The Johns River (also called "John's River"), in northern New Hampshire, arises at Cherry Pond in Jefferson and runs approximately 14 mi, generally northwest, to the Connecticut River. It passes through Hazens Pond, near the Mount Washington Regional Airport, traverses the town of Whitefield, where it is crossed by U.S. Route 3, and then crosses the town of Dalton before joining the Connecticut. It is named for an early hunter and trapper of the area, John Glines, who established a fishing and hunting camp in the area in the 18th century. Another nearby river, the Israel River, is named for John's brother Israel.

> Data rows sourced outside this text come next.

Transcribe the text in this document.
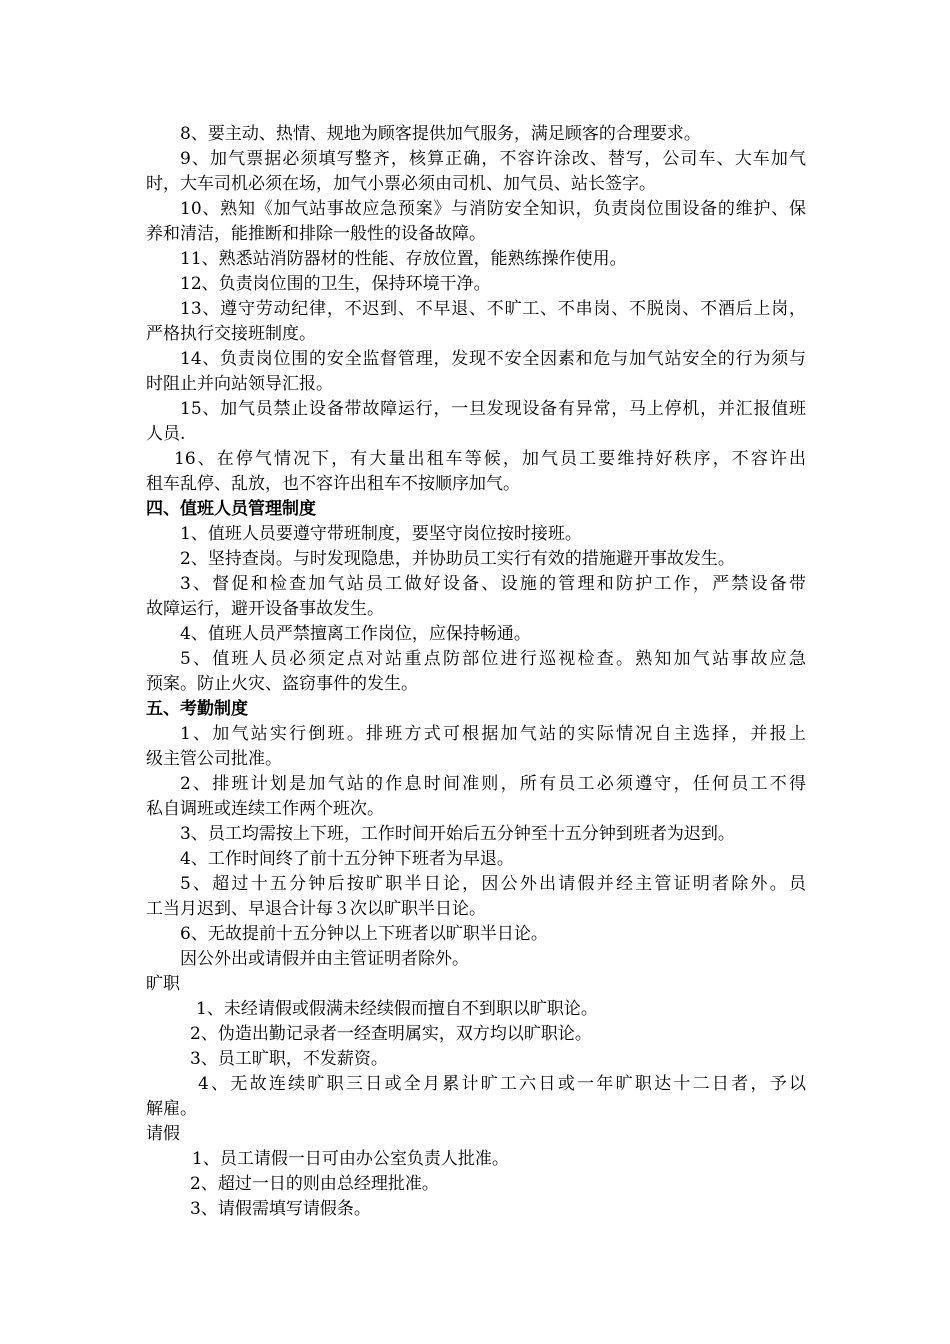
8、要主动、热情、规地为顾客提供加气服务，满足顾客的合理要求。

9、加气票据必须填写整齐，核算正确，不容许涂改、替写，公司车、大车加气

时，大车司机必须在场，加气小票必须由司机、加气员、站长签字。

10、熟知《加气站事故应急预案》与消防安全知识，负责岗位围设备的维护、保

养和清洁，能推断和排除一般性的设备故障。

11、熟悉站消防器材的性能、存放位置，能熟练操作使用。

12、负责岗位围的卫生，保持环境干净。

13、遵守劳动纪律，不迟到、不早退、不旷工、不串岗、不脱岗、不酒后上岗，

严格执行交接班制度。

14、负责岗位围的安全监督管理，发现不安全因素和危与加气站安全的行为须与

时阻止并向站领导汇报。

15、加气员禁止设备带故障运行，一旦发现设备有异常，马上停机，并汇报值班

人员.

16、在停气情况下，有大量出租车等候，加气员工要维持好秩序，不容许出

租车乱停、乱放，也不容许出租车不按顺序加气。

四、值班人员管理制度

1、值班人员要遵守带班制度，要坚守岗位按时接班。

2、坚持查岗。与时发现隐患，并协助员工实行有效的措施避开事故发生。

3、督促和检查加气站员工做好设备、设施的管理和防护工作，严禁设备带

故障运行，避开设备事故发生。

4、值班人员严禁擅离工作岗位，应保持畅通。

5、值班人员必须定点对站重点防部位进行巡视检查。熟知加气站事故应急

预案。防止火灾、盗窃事件的发生。

五、考勤制度

1、加气站实行倒班。排班方式可根据加气站的实际情况自主选择，并报上

级主管公司批准。

2、排班计划是加气站的作息时间准则，所有员工必须遵守，任何员工不得

私自调班或连续工作两个班次。

3、员工均需按上下班，工作时间开始后五分钟至十五分钟到班者为迟到。

4、工作时间终了前十五分钟下班者为早退。

5、超过十五分钟后按旷职半日论，因公外出请假并经主管证明者除外。员

工当月迟到、早退合计每３次以旷职半日论。

6、无故提前十五分钟以上下班者以旷职半日论。

因公外出或请假并由主管证明者除外。

旷职

1、未经请假或假满未经续假而擅自不到职以旷职论。

2、伪造出勤记录者一经查明属实，双方均以旷职论。

3、员工旷职，不发薪资。

4、无故连续旷职三日或全月累计旷工六日或一年旷职达十二日者，予以

解雇。

请假

1、员工请假一日可由办公室负责人批准。

2、超过一日的则由总经理批准。

3、请假需填写请假条。
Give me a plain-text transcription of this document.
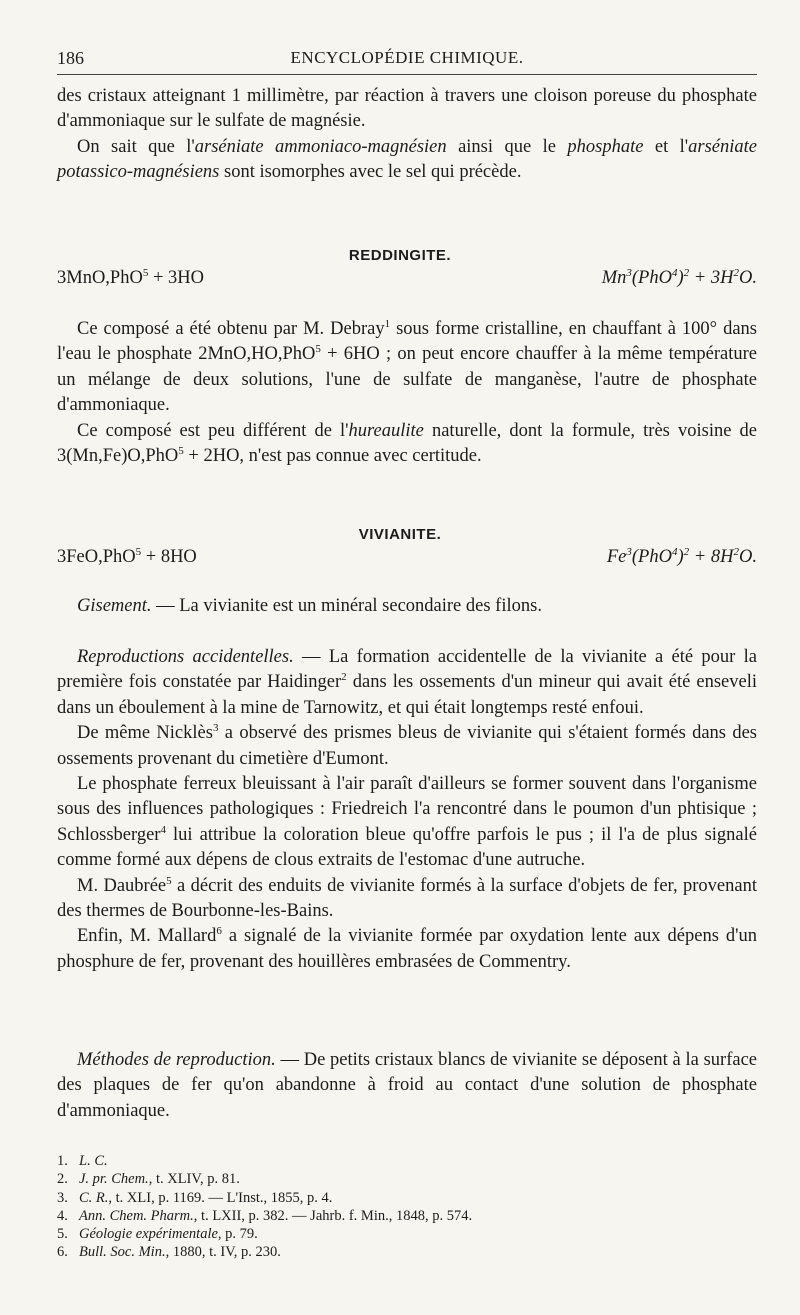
186	ENCYCLOPÉDIE CHIMIQUE.

des cristaux atteignant 1 millimètre, par réaction à travers une cloison poreuse du phosphate d'ammoniaque sur le sulfate de magnésie.

On sait que l'arséniate ammoniaco-magnésien ainsi que le phosphate et l'arséniate potassico-magnésiens sont isomorphes avec le sel qui précède.

REDDINGITE.
3MnO,PhO$^5$ + 3HO	$Mn^3(PhO^4)^2 + 3H^2O$.

Ce composé a été obtenu par M. Debray$^1$ sous forme cristalline, en chauffant à 100° dans l'eau le phosphate 2MnO,HO,PhO$^5$ + 6HO ; on peut encore chauffer à la même température un mélange de deux solutions, l'une de sulfate de manganèse, l'autre de phosphate d'ammoniaque.

Ce composé est peu différent de l'hureaulite naturelle, dont la formule, très voisine de 3(Mn,Fe)O,PhO$^5$ + 2HO, n'est pas connue avec certitude.

VIVIANITE.
3FeO,PhO$^5$ + 8HO	$Fe^3(PhO^4)^2 + 8H^2O$.

Gisement. — La vivianite est un minéral secondaire des filons.

Reproductions accidentelles. — La formation accidentelle de la vivianite a été pour la première fois constatée par Haidinger$^2$ dans les ossements d'un mineur qui avait été enseveli dans un éboulement à la mine de Tarnowitz, et qui était longtemps resté enfoui.

De même Nicklès$^3$ a observé des prismes bleus de vivianite qui s'étaient formés dans des ossements provenant du cimetière d'Eumont.

Le phosphate ferreux bleuissant à l'air paraît d'ailleurs se former souvent dans l'organisme sous des influences pathologiques : Friedreich l'a rencontré dans le poumon d'un phtisique ; Schlossberger$^4$ lui attribue la coloration bleue qu'offre parfois le pus ; il l'a de plus signalé comme formé aux dépens de clous extraits de l'estomac d'une autruche.

M. Daubrée$^5$ a décrit des enduits de vivianite formés à la surface d'objets de fer, provenant des thermes de Bourbonne-les-Bains.

Enfin, M. Mallard$^6$ a signalé de la vivianite formée par oxydation lente aux dépens d'un phosphure de fer, provenant des houillères embrasées de Commentry.

Méthodes de reproduction. — De petits cristaux blancs de vivianite se déposent à la surface des plaques de fer qu'on abandonne à froid au contact d'une solution de phosphate d'ammoniaque.

1. L. C.
2. J. pr. Chem., t. XLIV, p. 81.
3. C. R., t. XLI, p. 1169. — L'Inst., 1855, p. 4.
4. Ann. Chem. Pharm., t. LXII, p. 382. — Jahrb. f. Min., 1848, p. 574.
5. Géologie expérimentale, p. 79.
6. Bull. Soc. Min., 1880, t. IV, p. 230.
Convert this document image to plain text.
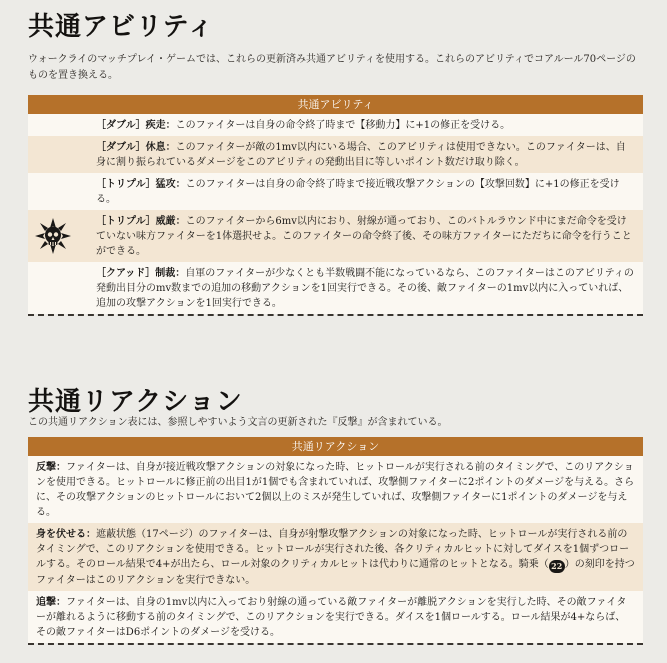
共通アビリティ
ウォークライのマッチプレイ・ゲームでは、これらの更新済み共通アビリティを使用する。これらのアビリティでコアルール70ページのものを置き換える。
共通アビリティ
［ダブル］疾走：このファイターは自身の命令終了時まで【移動力】に+1の修正を受ける。
［ダブル］休息：このファイターが敵の1mv以内にいる場合、このアビリティは使用できない。このファイターは、自身に割り振られているダメージをこのアビリティの発動出目に等しいポイント数だけ取り除く。
［トリプル］猛攻：このファイターは自身の命令終了時まで接近戦攻撃アクションの【攻撃回数】に+1の修正を受ける。
［トリプル］威厳：このファイターから6mv以内におり、射線が通っており、このバトルラウンド中にまだ命令を受けていない味方ファイターを1体選択せよ。このファイターの命令終了後、その味方ファイターにただちに命令を行うことができる。
［クアッド］制裁：自軍のファイターが少なくとも半数戦闘不能になっているなら、このファイターはこのアビリティの発動出目分のmv数までの追加の移動アクションを1回実行できる。その後、敵ファイターの1mv以内に入っていれば、追加の攻撃アクションを1回実行できる。
共通リアクション
この共通リアクション表には、参照しやすいよう文言の更新された『反撃』が含まれている。
共通リアクション
反撃：ファイターは、自身が接近戦攻撃アクションの対象になった時、ヒットロールが実行される前のタイミングで、このリアクションを使用できる。ヒットロールに修正前の出目1が1個でも含まれていれば、攻撃側ファイターに2ポイントのダメージを与える。さらに、その攻撃アクションのヒットロールにおいて2個以上のミスが発生していれば、攻撃側ファイターに1ポイントのダメージを与える。
身を伏せる：遮蔽状態（17ページ）のファイターは、自身が射撃攻撃アクションの対象になった時、ヒットロールが実行される前のタイミングで、このリアクションを使用できる。ヒットロールが実行された後、各クリティカルヒットに対してダイスを1個ずつロールする。そのロール結果で4+が出たら、ロール対象のクリティカルヒットは代わりに通常のヒットとなる。騎乗（ 22 ）の刻印を持つファイターはこのリアクションを実行できない。
追撃：ファイターは、自身の1mv以内に入っており射線の通っている敵ファイターが離脱アクションを実行した時、その敵ファイターが離れるように移動する前のタイミングで、このリアクションを実行できる。ダイスを1個ロールする。ロール結果が4+ならば、その敵ファイターはD6ポイントのダメージを受ける。
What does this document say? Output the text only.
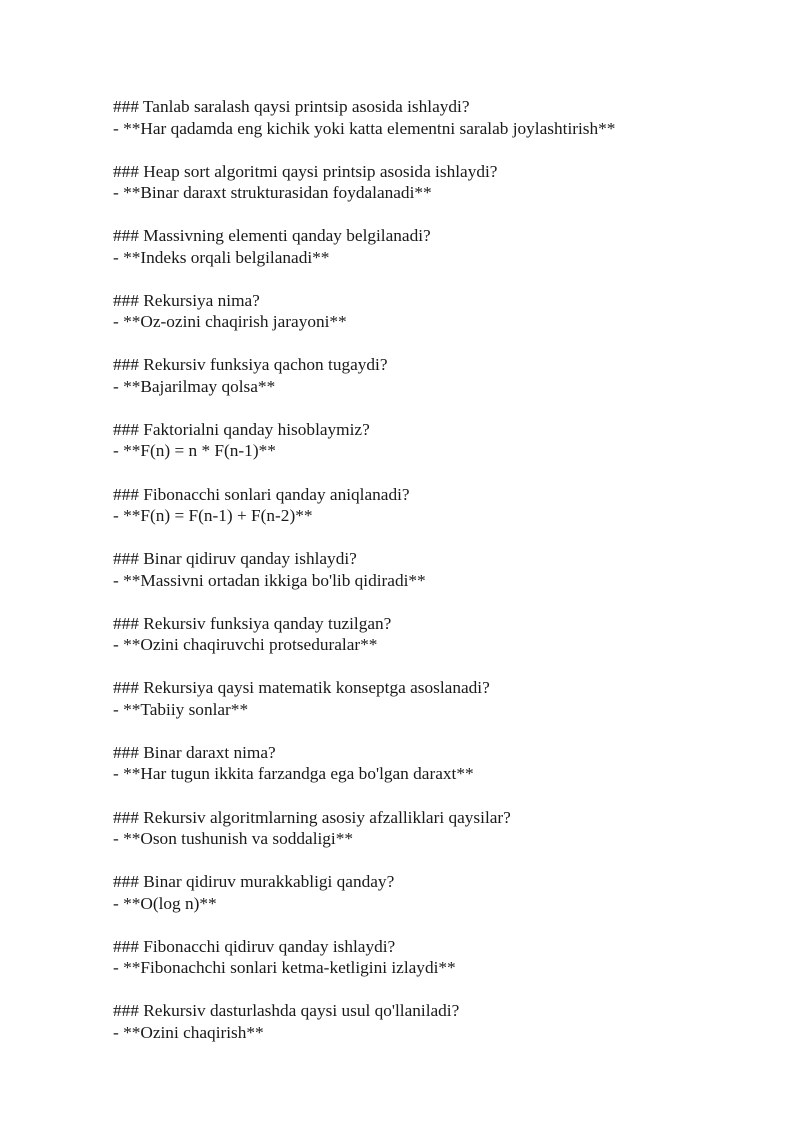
### Tanlab saralash qaysi printsip asosida ishlaydi?
- **Har qadamda eng kichik yoki katta elementni saralab joylashtirish**
### Heap sort algoritmi qaysi printsip asosida ishlaydi?
- **Binar daraxt strukturasidan foydalanadi**
### Massivning elementi qanday belgilanadi?
- **Indeks orqali belgilanadi**
### Rekursiya nima?
- **Oz-ozini chaqirish jarayoni**
### Rekursiv funksiya qachon tugaydi?
- **Bajarilmay qolsa**
### Faktorialni qanday hisoblaymiz?
- **F(n) = n * F(n-1)**
### Fibonacchi sonlari qanday aniqlanadi?
- **F(n) = F(n-1) + F(n-2)**
### Binar qidiruv qanday ishlaydi?
- **Massivni ortadan ikkiga bo'lib qidiradi**
### Rekursiv funksiya qanday tuzilgan?
- **Ozini chaqiruvchi protseduralar**
### Rekursiya qaysi matematik konseptga asoslanadi?
- **Tabiiy sonlar**
### Binar daraxt nima?
- **Har tugun ikkita farzandga ega bo'lgan daraxt**
### Rekursiv algoritmlarning asosiy afzalliklari qaysilar?
- **Oson tushunish va soddaligi**
### Binar qidiruv murakkabligi qanday?
- **O(log n)**
### Fibonacchi qidiruv qanday ishlaydi?
- **Fibonachchi sonlari ketma-ketligini izlaydi**
### Rekursiv dasturlashda qaysi usul qo'llaniladi?
- **Ozini chaqirish**
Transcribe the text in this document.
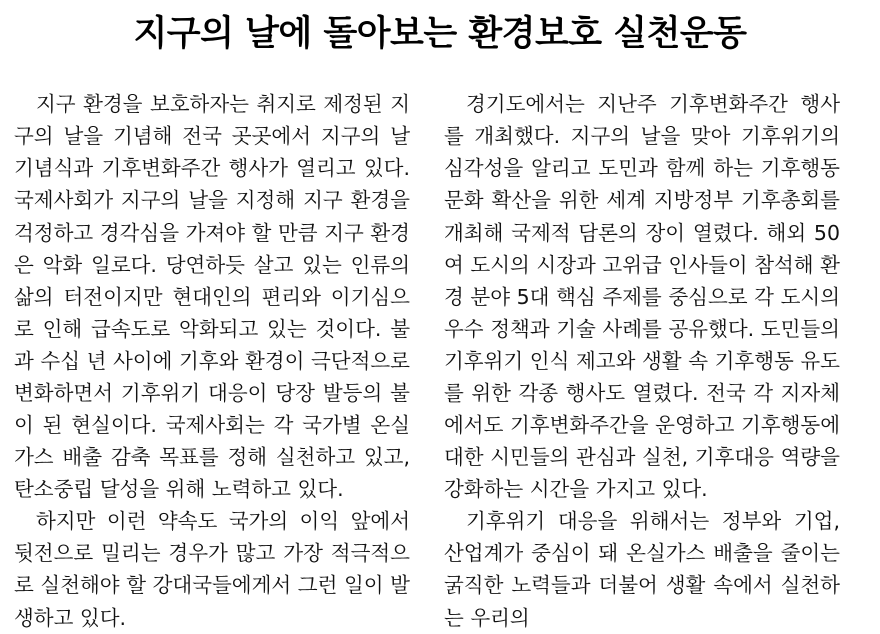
지구의 날에 돌아보는 환경보호 실천운동

지구 환경을 보호하자는 취지로 제정된 지구의 날을 기념해 전국 곳곳에서 지구의 날 기념식과 기후변화주간 행사가 열리고 있다. 국제사회가 지구의 날을 지정해 지구 환경을 걱정하고 경각심을 가져야 할 만큼 지구 환경은 악화 일로다. 당연하듯 살고 있는 인류의 삶의 터전이지만 현대인의 편리와 이기심으로 인해 급속도로 악화되고 있는 것이다. 불과 수십 년 사이에 기후와 환경이 극단적으로 변화하면서 기후위기 대응이 당장 발등의 불이 된 현실이다. 국제사회는 각 국가별 온실가스 배출 감축 목표를 정해 실천하고 있고, 탄소중립 달성을 위해 노력하고 있다.

하지만 이런 약속도 국가의 이익 앞에서 뒷전으로 밀리는 경우가 많고 가장 적극적으로 실천해야 할 강대국들에게서 그런 일이 발생하고 있다.

경기도에서는 지난주 기후변화주간 행사를 개최했다. 지구의 날을 맞아 기후위기의 심각성을 알리고 도민과 함께 하는 기후행동 문화 확산을 위한 세계 지방정부 기후총회를 개최해 국제적 담론의 장이 열렸다. 해외 50여 도시의 시장과 고위급 인사들이 참석해 환경 분야 5대 핵심 주제를 중심으로 각 도시의 우수 정책과 기술 사례를 공유했다. 도민들의 기후위기 인식 제고와 생활 속 기후행동 유도를 위한 각종 행사도 열렸다. 전국 각 지자체에서도 기후변화주간을 운영하고 기후행동에 대한 시민들의 관심과 실천, 기후대응 역량을 강화하는 시간을 가지고 있다.

기후위기 대응을 위해서는 정부와 기업, 산업계가 중심이 돼 온실가스 배출을 줄이는 굵직한 노력들과 더불어 생활 속에서 실천하는 우리의
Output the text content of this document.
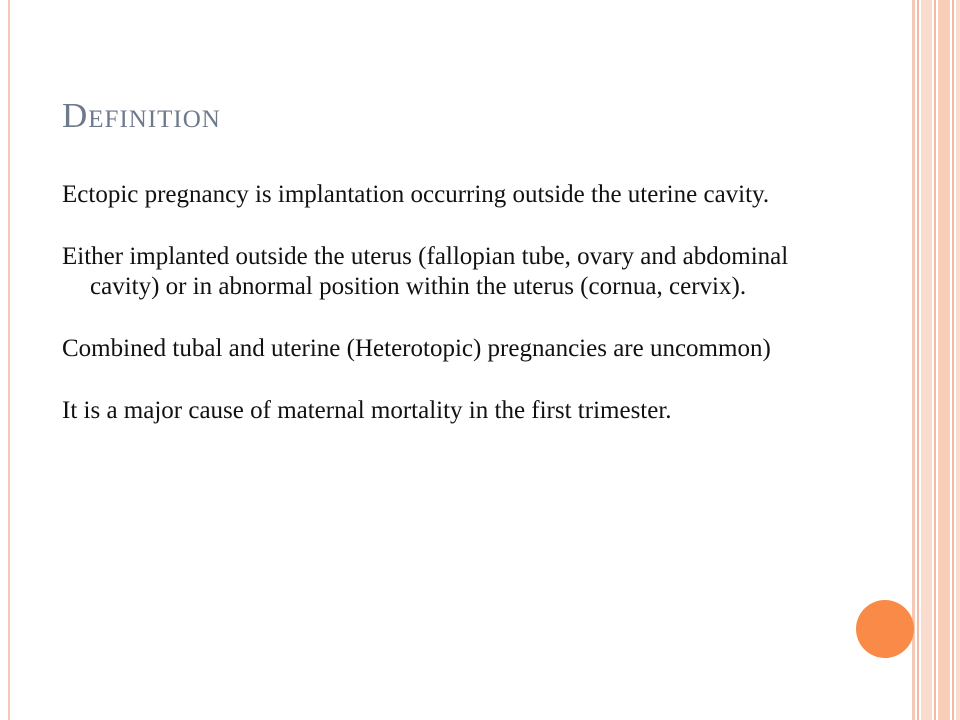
Definition

Ectopic pregnancy is implantation occurring outside the uterine cavity.

Either implanted outside the uterus (fallopian tube, ovary and abdominal cavity) or in abnormal position within the uterus (cornua, cervix).

Combined tubal and uterine (Heterotopic) pregnancies are uncommon)

It is a major cause of maternal mortality in the first trimester.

The river basin drains numerous small ponds, including Martin Meadow Pond, Weeks Pond, Weed Pond, Clark Pond, Burns Pond (formerly Long Pond), Richardson Pond/Marsh, Hazens Pond, Cherry and Little Cherry Pond, Forest Lake and Mirror Lake (formerly Blake Pond). Tributaries include Chase Brook, Carroll Stream, Bear Brook, Leonard Brook, Cherry Mountain Brook, Carter Brook and Bog Brook. The watershed area is bounded by the eastern slope of the Dalton Mountain Range, the southern slope of Prospect Mountain and the western slope of Cherry Mountain (also called Mount Martha).